Tori Polleria by Maido
WHERE: Lima, Peru
Chef Mitsuharu “Micha” Tsumuru put Nikkei cuisine on the global culinary map at Maido, which is currently ranked number 11 on the 50 Best’s World–it’s regularly prominently featured on that list, as well as numerous restaurant rankings throughout Latin America. Nikkei cuisine is a delicious fusion bringing together both his Peruvian and Japanese heritages. Tsumuru’s latest endeavor, which he set up during the pandemic, is a direct line to Peruvians’ favorite fast food, rotisserie chicken. Based out of the trendy Miraflores district, Tori Polleria is a finger-licking crowd-pleaser. Choose from super-crispy Korean-style legs, Nikkei wings, or yakitori brochette with teriyaki sauce. Eat in or take away to the privacy of your hotel room.
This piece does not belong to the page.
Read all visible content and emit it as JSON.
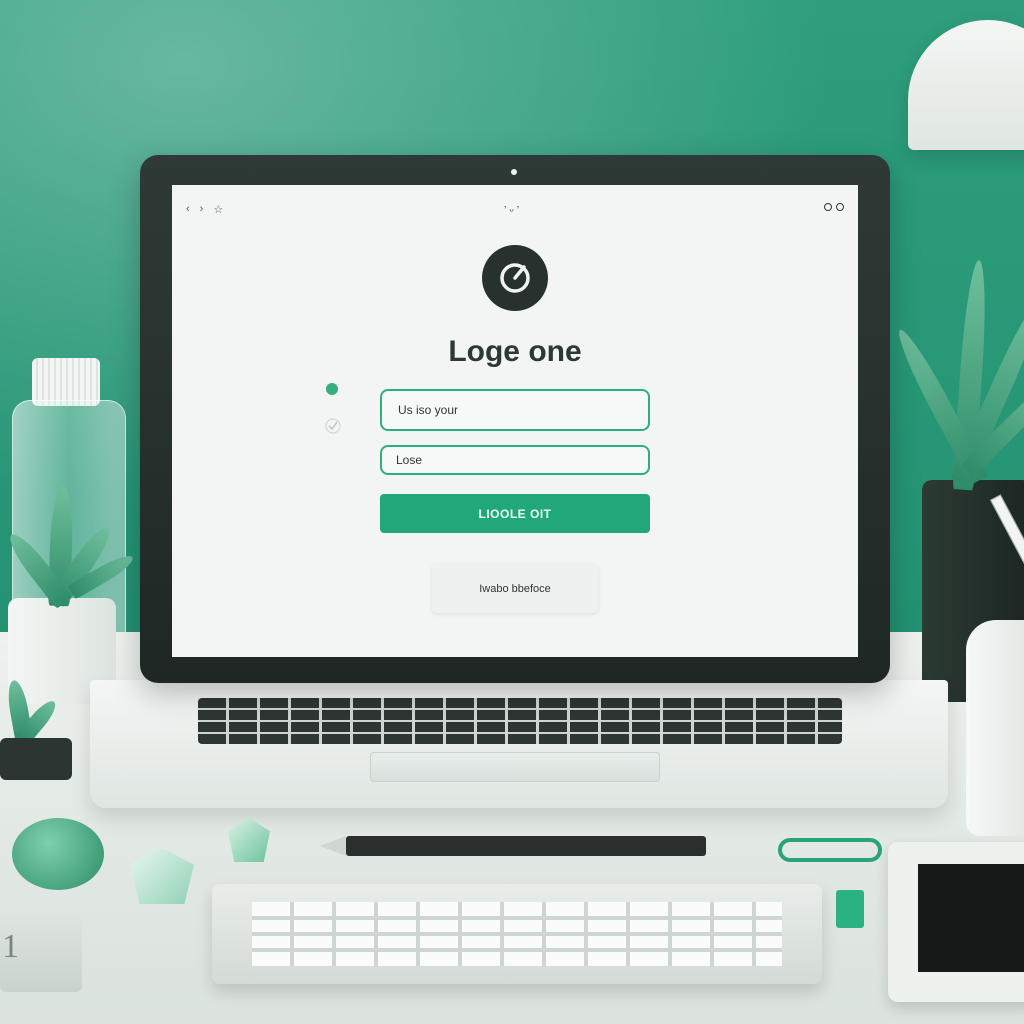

Hiša Polonka by Hiša Franko
WHERE: Kobarid, Slovenia
Tucked away in the heart of the Soča Valley, chef Ana Roš runs the rural Hiša Franko restaurant (number 34 on the World’s Best List) and lodge, whose sibling establishment is Hiša Polonka in the small town of Kobarid. Adhering to the same philosophy of working with small local farmers, producers, and foragers, Polonka’s casual and seasonal menu features hearty Slovenian dishes such as venison goulash and bread soufflé, wild boar shank cooked in beer with bread dumpling and green beans, and Žlikrofi ravioli with wild garlic pesto. Order a cheese platter; owner and sommelier Valter Kramar lovingly ages Tolminc—a full-fat, raw cow’s milk hard cheese—for years in Polonka’s cellar. He has also created a fantastic natural and skin-contact wine list of Slovenian vintages.
Clamato by Septime
WHERE: Paris, France
A walk-in spot in the 11th arrondissement, Clamato is the sibling of the acclaimed Bistrot Septime (number 22 on the list), led by graphic designer-turned-chef Bertrand Grébaut, who specializes in mashing up unexpected flavors. At Clamato, expect a seasonal menu dominated by fish and seafood caught using traditional techniques from sustainable sources. Tempting dishes include mullet ceviche, bonito tataki with buddha’s hand and tamarind, or cockles collected from Batz Sur Mer with smoked vinegar butter. On a tight budget? Pick up a baguette or croissant from sister-bakery Tapisserie.
Baan by Le Du
WHERE: Bangkok, Thailand
At Baan, which translates as “home” in Thai, chef ThiTid Tassanakajohn of Bangkok’s Le Du (number 65 on the list) brings together a range of family recipes and home cooking with his usual elegant flair. Taking care to source sustainably raised meat and line-caught seafood from a group of fishermen in south Thailand, many dishes are designed to share family style. Give the spicy pork jowl salad and the hot and sour soup a whirl, though a must-order is beef kapro, Baan’s most popular dish by far.
Atoboy by Atomix
WHERE: New York City
In the case of chef Junghyun “JP” Park, the more informal Atoboy that he runs with his wife and hospitality manager Ella Park came before their 14-seater New Korean fine dining restaurant Atomix (number 33 on the World’s Best List) in New York’s NoMad. Inspired by banchan, or Korean sides, the five-course prix-fixe menu (from which you can choose) might start with scallops and XO sauce before moving on to shrimp mandu, then lamb with chimichurri. If it’s an option, order the spicy fried chicken with peanut sauce and gochujang sauce as an add-on. Given that the couple won the 50 Best’s Art of Hospitality Award 2022, the Atoboy experience is sure to be both hospitable and artful.